Well of course the device doesn't have to be programmed to be controlled by the host, does it ? Torture entirely by manipulating the compute substrate your mind runs on would be effective† and yet very easy to do... so this is in fact just another torture device.
† Effective in the sense that it would inflict needless misery on people, that's what torture is actually for, it's not an effective interrogation strategy and never has been.
Black Mirror: https://en.wikipedia.org/wiki/Men_Against_Fire
just as an example
I don't like Musk and I find Neuralink spooky in terms of their overall goals, but it's hard to deny how much this invention helps people.
The future of non-elites is unknown. But hopefully either the elites will be magnanimous, or non-elites will create new occupations that will at once, be able to create wealth, and not be able to be performed by bots. Not sure what those new occupations will be? But human ingenuity is an incredible thing, especially if the system remains market capitalism based. Because that will mean your rent and food will depend on you coming up with something to do. I think people will think of something.
If not?
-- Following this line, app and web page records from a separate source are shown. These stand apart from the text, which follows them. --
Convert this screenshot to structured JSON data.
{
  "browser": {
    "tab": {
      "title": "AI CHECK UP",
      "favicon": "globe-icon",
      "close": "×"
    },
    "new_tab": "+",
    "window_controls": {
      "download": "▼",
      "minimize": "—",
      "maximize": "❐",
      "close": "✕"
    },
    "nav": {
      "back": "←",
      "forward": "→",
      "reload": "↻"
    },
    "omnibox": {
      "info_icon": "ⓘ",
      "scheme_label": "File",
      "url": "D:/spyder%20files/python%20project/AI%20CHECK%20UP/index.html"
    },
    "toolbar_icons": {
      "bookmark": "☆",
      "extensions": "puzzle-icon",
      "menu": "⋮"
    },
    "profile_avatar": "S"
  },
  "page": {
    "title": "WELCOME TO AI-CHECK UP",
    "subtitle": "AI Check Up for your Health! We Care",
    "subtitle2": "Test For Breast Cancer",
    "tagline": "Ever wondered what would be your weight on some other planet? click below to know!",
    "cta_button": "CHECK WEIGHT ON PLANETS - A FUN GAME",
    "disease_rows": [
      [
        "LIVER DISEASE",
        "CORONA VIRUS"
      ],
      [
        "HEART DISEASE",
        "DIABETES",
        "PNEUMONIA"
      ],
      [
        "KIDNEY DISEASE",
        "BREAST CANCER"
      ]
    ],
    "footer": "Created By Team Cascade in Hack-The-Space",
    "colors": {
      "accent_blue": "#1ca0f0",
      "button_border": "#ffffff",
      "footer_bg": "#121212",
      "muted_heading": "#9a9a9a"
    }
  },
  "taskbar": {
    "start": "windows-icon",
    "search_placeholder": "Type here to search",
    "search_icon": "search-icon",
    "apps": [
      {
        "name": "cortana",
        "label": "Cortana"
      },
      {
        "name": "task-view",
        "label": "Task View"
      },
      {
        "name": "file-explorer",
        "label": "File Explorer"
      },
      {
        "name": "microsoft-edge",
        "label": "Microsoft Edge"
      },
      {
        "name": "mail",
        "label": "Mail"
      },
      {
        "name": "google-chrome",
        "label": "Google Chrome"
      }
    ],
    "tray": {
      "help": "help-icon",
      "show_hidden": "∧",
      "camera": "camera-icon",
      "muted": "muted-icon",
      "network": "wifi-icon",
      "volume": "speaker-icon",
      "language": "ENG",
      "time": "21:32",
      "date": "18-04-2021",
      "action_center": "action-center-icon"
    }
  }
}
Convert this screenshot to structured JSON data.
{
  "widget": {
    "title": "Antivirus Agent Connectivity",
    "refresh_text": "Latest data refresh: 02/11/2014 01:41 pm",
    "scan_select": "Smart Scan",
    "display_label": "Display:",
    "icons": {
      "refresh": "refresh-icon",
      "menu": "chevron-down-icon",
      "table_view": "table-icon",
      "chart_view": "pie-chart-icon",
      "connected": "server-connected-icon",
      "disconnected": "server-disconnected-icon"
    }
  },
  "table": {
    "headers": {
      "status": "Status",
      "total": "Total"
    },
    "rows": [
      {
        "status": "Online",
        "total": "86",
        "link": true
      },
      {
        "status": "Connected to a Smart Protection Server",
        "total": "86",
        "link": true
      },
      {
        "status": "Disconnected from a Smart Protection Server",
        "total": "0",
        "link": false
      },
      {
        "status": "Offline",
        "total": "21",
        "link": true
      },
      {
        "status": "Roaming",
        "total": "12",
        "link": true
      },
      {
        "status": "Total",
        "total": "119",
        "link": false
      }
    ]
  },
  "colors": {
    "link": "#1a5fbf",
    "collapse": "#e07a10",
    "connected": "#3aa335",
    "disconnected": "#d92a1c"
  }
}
Well, let's just say the future might not hold societies as pleasant for non-elites as the societies of today.
A Year of Rick Astley (hey it almost rhymes)
It's tragic in a way. If he stuck to same playbook as practiced by many other early tech billionaires, spending his life on investing, philanthropy, himself and family, the world would probably not have things like common reusable rockets, widespread EV adoption or massive satellite constellations.
His willingness to pour money, and ability get others to pour their money, into various extremely risky ventures, is what made all of that possible. Eventually it would happen anyway, but probably much later.
But I suspect, that very same personality traits that enabled him to do this, are responsible for his current state. Over the years he has lost his self control, to the point that he looks almost childish. Handful of years ago, he opposed people he now works with.
He's now undermining his own companies, with his actions. Even people like Murdoch or Thiel look better in comparison. Not because of what they do, but because they are less visible.
Everything he has ever done, will now be viewed in much worse light. His reputation, sabotaged by the only person who could accomplish that feat. Himself.
Viewed by whom? By you and a bunch of other neurotics that consumed too much CNN?